Uma má gestão pode custar vidas ✈️💵☠️

Recentemente assisti o documentário Queda Livre (disponível na Netflix), que conta o caso de 02 (dois) aviões da empresa Boeing, que caíram subitamente, no pequeno intervalo de 04 (quatro) meses, matando 189 pessoas no mar da Indonésia e 157 na Etiópia.

Além dos acidentes acontecerem em um curto período de tempo, o fato das duas tragédias terem ocorrido com o mesmo modelo de aeronave, trouxe alertas, desencadeando uma análise mais profunda por parte das autoridades competentes.

O contexto

Vamos a um breve resumo para explicar o contexto: A principal concorrente da Boeing, a Airbus, havia lançado um novo modelo de aeronave, que utilizava menos combustível, um dos principais custos das empresas de aviação. Com o novo modelo, a empresa rival que tomou a dianteira nas vendas, levou a Boeing a considerar uma das seguintes decisões:

1)     Construir uma nova aeronave (o que demoraria anos);

2)     Aproveitar o projeto de uma aeronave já existente, com melhorias nos motores para ter maior competitividade contra o modelo da rival;

A empresa optou pela escolha mais lógica, que aparentemente parece ser a nº 2, concorda?! Mas é aí que se iniciaram os problemas:

  • Os novos motores, por serem maiores, precisaram ser colocados em uma posição diferente dos atuais. Nas simulações dos engenheiros da empresa, foi identificado que, durante a decolagem, a aeronave tinha uma tendência a “levantar o nariz”, o que poderia causar a perda da sustentação e uma consequente queda;
  • Para resolver a questão, foi desenvolvido um software chamado Mcas, cujo objetivo é impedir que o jato aumente seu ângulo de ataque — ou seja, que “levante o nariz” — a ponto de perder sustentação;
  • Objetivando aprovação para o lançamento do modelo de uma forma mais rápida, a empresa “omitiu”, aos órgãos de controle, empresas aéreas e dos pilotos, essa nova funcionalidade. Isso, deu-se ao fato que o prazo de aprovação do novo sistema, por parte das autoridades, aumentaria significativamente, e mais, haveria um grande custo, por parte das empresas, na capacitação dos pilotos.
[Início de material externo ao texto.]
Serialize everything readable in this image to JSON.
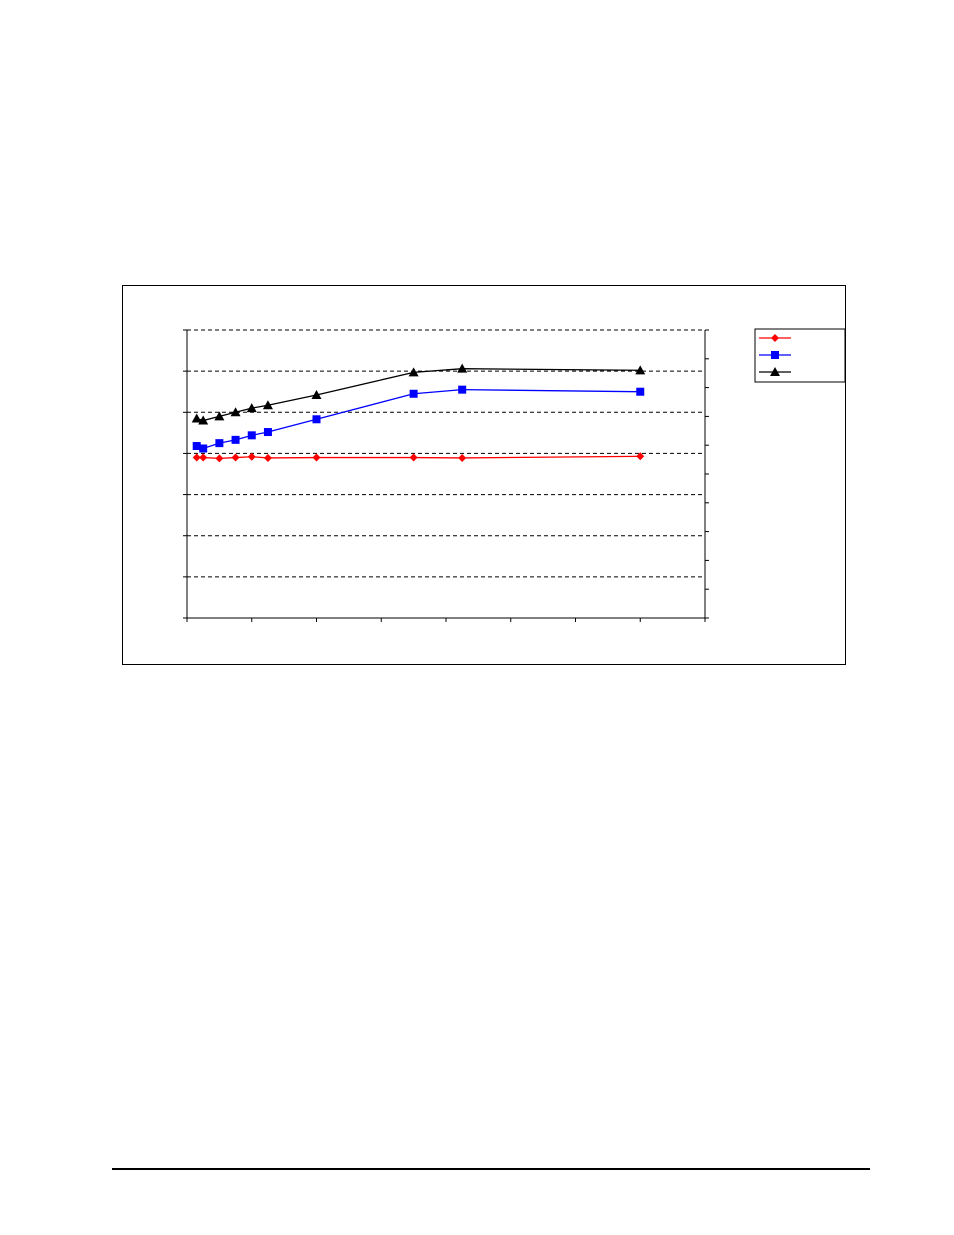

Na prática, aprovar um novo sistema custaria tempo e recurso financeiros à companhia, implicando numa vantagem competitiva para o novo modelo.

A investigação

Após a investigação, as autoridades chegaram à conclusão que os pilotos tinham perdido o controle devido à ação do novo sistema – o Software Mcas, que, aparentemente, continuou a forçar o avião para baixo, contra as ordens dos pilotos, até despencar.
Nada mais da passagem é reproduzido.